Unlabeled Insulin Pen Administered to Resident
Penalty
Summary
A deficiency occurred when a licensed vocational nurse (LVN) administered insulin to a resident using an insulin pen that was not labeled with the resident's name. The insulin pen, which was for Aspart 100 units/mL, was found on the medication tray with an open date but no identifying label. The LVN stated she usually labels insulin pens but did not know why this one was not labeled. She identified the pen as belonging to the resident because the resident was the only one on the hall using that type of insulin. The Director of Nursing (DON) confirmed that insulin pens are required to be labeled and that the pen should not have been on the medication cart without a name. The Assistant Director of Nursing (ADON) indicated that insulin pens are logged and accounted for upon arrival, but in this case, the family had brought in the insulin and labeling was missed.

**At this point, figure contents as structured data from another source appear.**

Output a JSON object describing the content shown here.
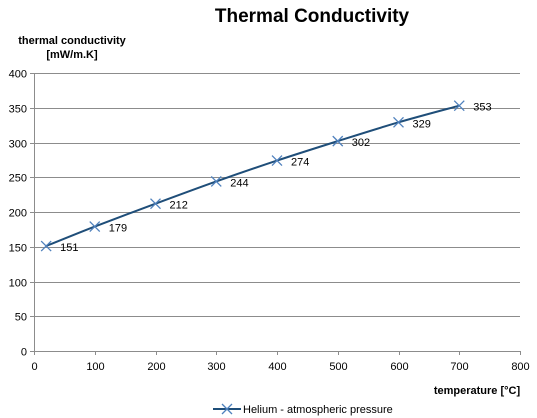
{
  "chart_data": {
    "type": "line",
    "title": "Thermal Conductivity",
    "ylabel_line1": "thermal conductivity",
    "ylabel_line2": "[mW/m.K]",
    "xlabel": "temperature [°C]",
    "xlim": [
      0,
      800
    ],
    "ylim": [
      0,
      400
    ],
    "x_ticks": [
      0,
      100,
      200,
      300,
      400,
      500,
      600,
      700,
      800
    ],
    "y_ticks": [
      0,
      50,
      100,
      150,
      200,
      250,
      300,
      350,
      400
    ],
    "grid": "horizontal",
    "legend_position": "bottom",
    "series": [
      {
        "name": "Helium - atmospheric pressure",
        "color": "#1f4e79",
        "marker": "x",
        "x": [
          20,
          100,
          200,
          300,
          400,
          500,
          600,
          700
        ],
        "y": [
          151,
          179,
          212,
          244,
          274,
          302,
          329,
          353
        ],
        "labels": [
          "151",
          "179",
          "212",
          "244",
          "274",
          "302",
          "329",
          "353"
        ]
      }
    ]
  }
}
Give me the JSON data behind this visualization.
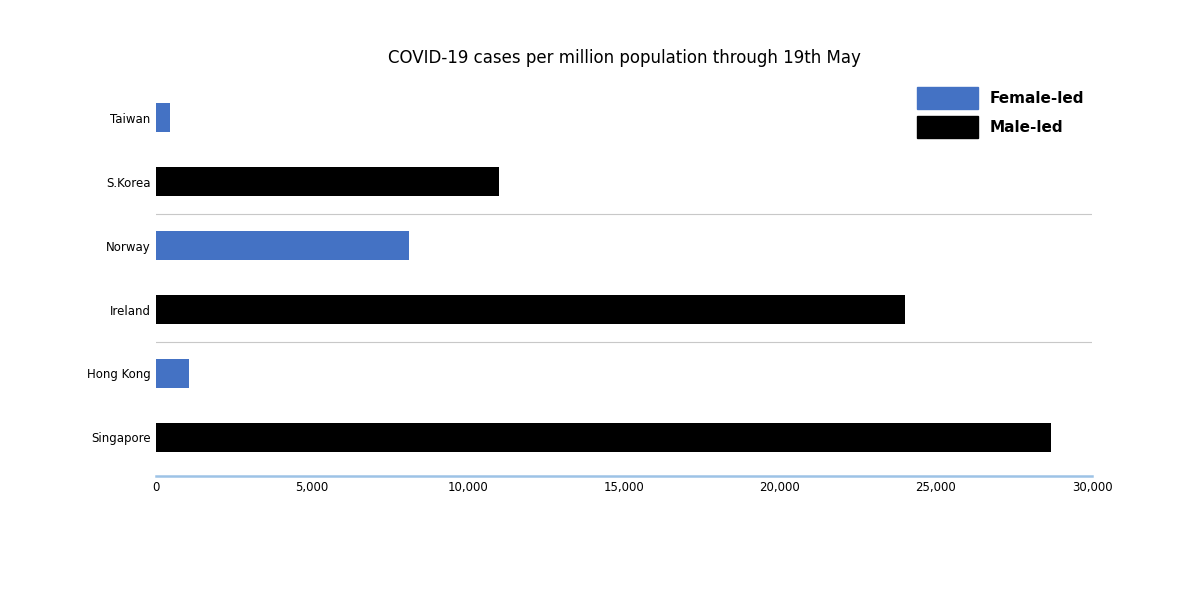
{
  "title": "COVID-19 cases per million population through 19th May",
  "categories": [
    "Singapore",
    "Hong Kong",
    "Ireland",
    "Norway",
    "S.Korea",
    "Taiwan"
  ],
  "values": [
    28700,
    1050,
    24000,
    8100,
    11000,
    440
  ],
  "colors": [
    "#000000",
    "#4472C4",
    "#000000",
    "#4472C4",
    "#000000",
    "#4472C4"
  ],
  "legend": {
    "Female-led": "#4472C4",
    "Male-led": "#000000"
  },
  "xlim": [
    0,
    30000
  ],
  "xticks": [
    0,
    5000,
    10000,
    15000,
    20000,
    25000,
    30000
  ],
  "xtick_labels": [
    "0",
    "5,000",
    "10,000",
    "15,000",
    "20,000",
    "25,000",
    "30,000"
  ],
  "bar_height": 0.45,
  "title_fontsize": 12,
  "label_fontsize": 8.5,
  "tick_fontsize": 8.5,
  "spine_color_bottom": "#9DC3E6",
  "separator_color": "#C8C8C8",
  "background_color": "#FFFFFF"
}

The resident involved had multiple diagnoses, including cerebral palsy, type 2 diabetes mellitus, mild intellectual disabilities, and anxiety, and was severely cognitively impaired, requiring staff assistance for activities of daily living and daily insulin injections. The facility's policy and the LVN's training both required adherence to the six or seven rights of medication administration, including verifying the correct resident and medication. Despite this, the insulin was administered from an unlabeled pen, which was only labeled after the deficiency was observed.